Have Your Own Year of No Sugar

5 minute read

Dr. Robert Lustig is an unassuming-looking fellow with a medium build, gray hair and a laser-like focus. He’s good with Power Point and is comfortable throwing about phrases like “multivariate linear regression analysis.” As his YouTube video “Sugar: The Bitter Truth” opens, he stands at a lectern in an anonymous looking hall, looking every bit like that professor whose chemistry lectures put you to sleep every time. You’d never suspect that a 90-minute educational lecture from this man could generate some three and a half million hits, but that’s just what happened.

In the first 17 minutes, Lustig calmly drops facts like precision bombs:

  • as a society we all weigh 25 pounds more than our counterparts did 25 years ago
  • even as our total fat consumption has gone down, our obesity has continued to accelerate
  • Americans are currently consuming 63 pounds per person of high fructose corn syrup per year
  • But it isn’t until minute 20 that Lustig throws down the gauntlet: “My charge before the end of tonight is to demonstrate that fructose is a poison.”

    And thus was born our family’s Year of No Sugar.

    The concept was simple: We were not eating added sugar. We would not eat it in the house, we would not eat it with a mouse. No white sugar, brown sugar, cane sugar, molasses, maple syrup, honey, evaporated cane syrup, agave, brown rice syrup, artificial sweeteners of all stripes and no…not even fruit juice. Naturally occurring sugar — such as that contained in a piece of fruit — was fine, containing as it did all the beneficial fiber and micronutrients, and naturally limited the amount we ate — you’d get full before you could eat enough fructose to worry about.

    But, in the interest of family harmony, we would have some exceptions too, number one being: As a family, we would pick one dessert per month to have which contained sugar. If it was your birthday that month, you got to pick the dessert.

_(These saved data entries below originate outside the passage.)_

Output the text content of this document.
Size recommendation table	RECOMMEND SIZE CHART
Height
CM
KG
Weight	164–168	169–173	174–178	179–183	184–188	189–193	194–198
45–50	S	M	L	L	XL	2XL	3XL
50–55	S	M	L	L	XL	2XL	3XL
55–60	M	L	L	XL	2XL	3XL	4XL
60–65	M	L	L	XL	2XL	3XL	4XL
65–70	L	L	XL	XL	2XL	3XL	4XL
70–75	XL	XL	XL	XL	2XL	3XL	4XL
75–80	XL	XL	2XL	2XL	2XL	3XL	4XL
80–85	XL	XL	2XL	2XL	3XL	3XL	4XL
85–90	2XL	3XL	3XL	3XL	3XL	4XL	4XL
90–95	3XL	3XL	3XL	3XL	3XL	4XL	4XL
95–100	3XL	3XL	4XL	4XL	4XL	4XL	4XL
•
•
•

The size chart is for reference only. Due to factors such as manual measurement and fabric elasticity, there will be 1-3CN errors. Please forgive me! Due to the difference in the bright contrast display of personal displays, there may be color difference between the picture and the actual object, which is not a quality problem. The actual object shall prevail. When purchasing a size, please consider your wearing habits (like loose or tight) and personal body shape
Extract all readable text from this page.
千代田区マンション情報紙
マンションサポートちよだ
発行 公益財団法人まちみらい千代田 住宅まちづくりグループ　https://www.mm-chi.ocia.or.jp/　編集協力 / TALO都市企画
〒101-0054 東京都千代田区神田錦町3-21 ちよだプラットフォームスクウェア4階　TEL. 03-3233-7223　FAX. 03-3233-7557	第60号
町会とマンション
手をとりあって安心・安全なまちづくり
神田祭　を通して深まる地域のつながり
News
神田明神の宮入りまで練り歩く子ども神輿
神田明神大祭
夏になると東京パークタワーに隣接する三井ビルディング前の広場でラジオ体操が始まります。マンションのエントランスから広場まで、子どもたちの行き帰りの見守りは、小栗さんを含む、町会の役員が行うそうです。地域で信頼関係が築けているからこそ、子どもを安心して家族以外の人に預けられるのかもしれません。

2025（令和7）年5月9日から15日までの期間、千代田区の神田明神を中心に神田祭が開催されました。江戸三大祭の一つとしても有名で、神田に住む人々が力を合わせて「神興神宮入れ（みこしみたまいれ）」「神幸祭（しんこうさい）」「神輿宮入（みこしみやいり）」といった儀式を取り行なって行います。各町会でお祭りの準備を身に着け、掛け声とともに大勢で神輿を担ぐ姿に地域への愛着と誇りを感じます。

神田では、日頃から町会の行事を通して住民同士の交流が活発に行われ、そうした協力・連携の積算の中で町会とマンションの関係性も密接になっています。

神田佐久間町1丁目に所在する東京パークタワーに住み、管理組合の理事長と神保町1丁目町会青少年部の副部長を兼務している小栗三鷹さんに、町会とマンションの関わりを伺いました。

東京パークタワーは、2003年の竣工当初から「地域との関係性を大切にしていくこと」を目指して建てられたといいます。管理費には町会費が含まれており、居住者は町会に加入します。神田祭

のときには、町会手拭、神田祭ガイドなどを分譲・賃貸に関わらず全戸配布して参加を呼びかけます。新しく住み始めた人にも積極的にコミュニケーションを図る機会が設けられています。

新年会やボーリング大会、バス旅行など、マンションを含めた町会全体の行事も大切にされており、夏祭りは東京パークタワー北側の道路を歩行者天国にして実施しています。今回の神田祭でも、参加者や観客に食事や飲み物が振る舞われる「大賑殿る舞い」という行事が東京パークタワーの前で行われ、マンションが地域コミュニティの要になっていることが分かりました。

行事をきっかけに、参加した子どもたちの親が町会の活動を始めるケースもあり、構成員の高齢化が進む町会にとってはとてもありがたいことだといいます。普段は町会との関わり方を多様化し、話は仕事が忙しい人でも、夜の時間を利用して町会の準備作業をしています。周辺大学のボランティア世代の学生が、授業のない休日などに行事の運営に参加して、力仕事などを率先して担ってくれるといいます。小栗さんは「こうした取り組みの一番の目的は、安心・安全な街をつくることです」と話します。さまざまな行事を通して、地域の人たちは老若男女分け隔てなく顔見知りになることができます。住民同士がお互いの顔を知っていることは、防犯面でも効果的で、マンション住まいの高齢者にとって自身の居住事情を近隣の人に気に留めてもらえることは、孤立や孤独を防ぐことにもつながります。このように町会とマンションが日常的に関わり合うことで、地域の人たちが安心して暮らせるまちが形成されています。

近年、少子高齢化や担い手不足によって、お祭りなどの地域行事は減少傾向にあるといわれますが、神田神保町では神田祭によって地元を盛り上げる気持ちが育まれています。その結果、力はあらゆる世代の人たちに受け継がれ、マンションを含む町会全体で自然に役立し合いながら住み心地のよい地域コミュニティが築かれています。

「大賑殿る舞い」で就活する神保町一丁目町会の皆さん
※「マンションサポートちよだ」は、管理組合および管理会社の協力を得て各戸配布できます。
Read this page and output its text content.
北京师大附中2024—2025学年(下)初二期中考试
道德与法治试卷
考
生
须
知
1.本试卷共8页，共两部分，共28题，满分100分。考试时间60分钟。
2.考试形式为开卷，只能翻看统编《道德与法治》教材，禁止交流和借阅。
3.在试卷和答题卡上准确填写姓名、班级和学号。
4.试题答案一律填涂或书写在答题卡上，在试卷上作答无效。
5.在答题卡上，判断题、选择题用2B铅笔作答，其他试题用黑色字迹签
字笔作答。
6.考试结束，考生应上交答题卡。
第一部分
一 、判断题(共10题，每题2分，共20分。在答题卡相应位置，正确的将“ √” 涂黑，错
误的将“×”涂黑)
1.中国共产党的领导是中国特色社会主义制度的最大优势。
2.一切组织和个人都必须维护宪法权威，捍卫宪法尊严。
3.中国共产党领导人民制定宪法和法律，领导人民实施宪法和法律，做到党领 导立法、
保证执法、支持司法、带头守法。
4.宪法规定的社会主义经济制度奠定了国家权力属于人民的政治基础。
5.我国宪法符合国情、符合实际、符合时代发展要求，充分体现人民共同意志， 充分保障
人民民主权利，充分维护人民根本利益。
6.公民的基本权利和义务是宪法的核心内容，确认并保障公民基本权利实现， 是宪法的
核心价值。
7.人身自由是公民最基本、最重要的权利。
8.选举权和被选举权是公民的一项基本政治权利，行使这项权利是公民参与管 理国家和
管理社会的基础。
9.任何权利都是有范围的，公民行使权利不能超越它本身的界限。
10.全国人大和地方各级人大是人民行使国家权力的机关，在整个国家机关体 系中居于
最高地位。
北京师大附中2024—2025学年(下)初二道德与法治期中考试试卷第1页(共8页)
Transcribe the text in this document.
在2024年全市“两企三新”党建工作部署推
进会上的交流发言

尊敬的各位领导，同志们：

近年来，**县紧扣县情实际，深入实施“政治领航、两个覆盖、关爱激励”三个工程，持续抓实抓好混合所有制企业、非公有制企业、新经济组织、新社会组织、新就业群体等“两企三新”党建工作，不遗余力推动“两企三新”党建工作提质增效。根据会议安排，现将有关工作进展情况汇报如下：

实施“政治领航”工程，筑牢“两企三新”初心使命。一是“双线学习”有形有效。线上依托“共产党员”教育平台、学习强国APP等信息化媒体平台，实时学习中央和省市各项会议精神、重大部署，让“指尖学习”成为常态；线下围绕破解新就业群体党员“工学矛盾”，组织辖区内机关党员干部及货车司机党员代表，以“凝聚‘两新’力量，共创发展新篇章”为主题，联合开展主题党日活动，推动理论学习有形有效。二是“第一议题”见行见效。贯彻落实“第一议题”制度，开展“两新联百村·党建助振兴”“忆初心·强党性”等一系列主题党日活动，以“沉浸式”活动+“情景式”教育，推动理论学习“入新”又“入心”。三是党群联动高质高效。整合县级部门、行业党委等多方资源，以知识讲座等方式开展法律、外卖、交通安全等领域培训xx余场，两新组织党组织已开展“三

    Up until the year of the experiment, we — myself, my husband, and our two daughters Greta and Ilsa — were a fairly normal family when it came to food, I think. Perhaps a bit on the liberal-organic-dirt-worshipping-side, but nevertheless, still fairly middle of the road. We ate meat. We liked snacks. We liked desserts. Life is short, I reasoned, and although I have my requisite worried-Vermont-mom concerns, (hormone free beef? GMO corn? pesticides in the potatoes?) I tried to keep them in check. I didn’t want my kids growing up being afraid to live.

    So, short of going to live under a rock, what can we do? How do we learn to be “moderate” in a culture that is, every minute of every day trying to convince us that moderation is whatever you want it to be?

    Although we are no longer Sugar Abstainers, these days the four of us are what I’d call Sugar Avoiders of the First Degree. Here are a few of the things our family took away from our Year of No Sugar:

    Number one: don’t drink sugar. If we change nothing else in our culture, we should do this one thing. Not only will we be far healthier, but we’ll begin to realize what we are up against in the Sugar Wars: the ubiquity of sugar, the elevated degree of sweetness we’ve been trained to expect. Tellingly, this cuts out most of our society’s popular options: soda, juice, sugared teas, sports drinks, vitamin waters. What’s left? Water. Lots of water. More water. Milk. Unsweetened tea and coffee. And, due to its vanishingly small percentage of fructose, I hereby give you permission to include wine. You’re welcome.

    Number two: read ingredients, always. We have come to a point where it has become all too clear we cannot trust the food industry to have our best interests at heart. The more packages, boxes and bags you read, the more amazed you will be at the number of things you buy, things that are not even sweet, that contain added sugar in all its myriad guises and aliases. Think you know your favorite tomato sauce? Chicken broth? Salad dressing? Cold cuts? I’d be willing to bet if you look closely, you’re going to be surprised. The good news is there’s almost always another brand, further down the shelf, that doesn’t contain that sneaky ingredient, if you take the time to find it.

    Number three: order simply in restaurants and don’t be afraid to ask. Once you start to ask, you’ll be amazed at how much restaurant food has added sugar in it. And that’s assuming the staff even knows what’s in their own food, which is not always the case. The usual suspects? Dressings, glazes, broths, marinades and always, always the sauce.

    Number four: make sugar special. Skip the crappy cookies someone brought to the office. Try having oatmeal with bananas and raisins on top instead of brown sugar. Save your sweet tooth for that oh-so-special something that’s really worth, you know, consuming a little bit of poison for.

    Eve O. Schaub is the author of Year of No Sugar.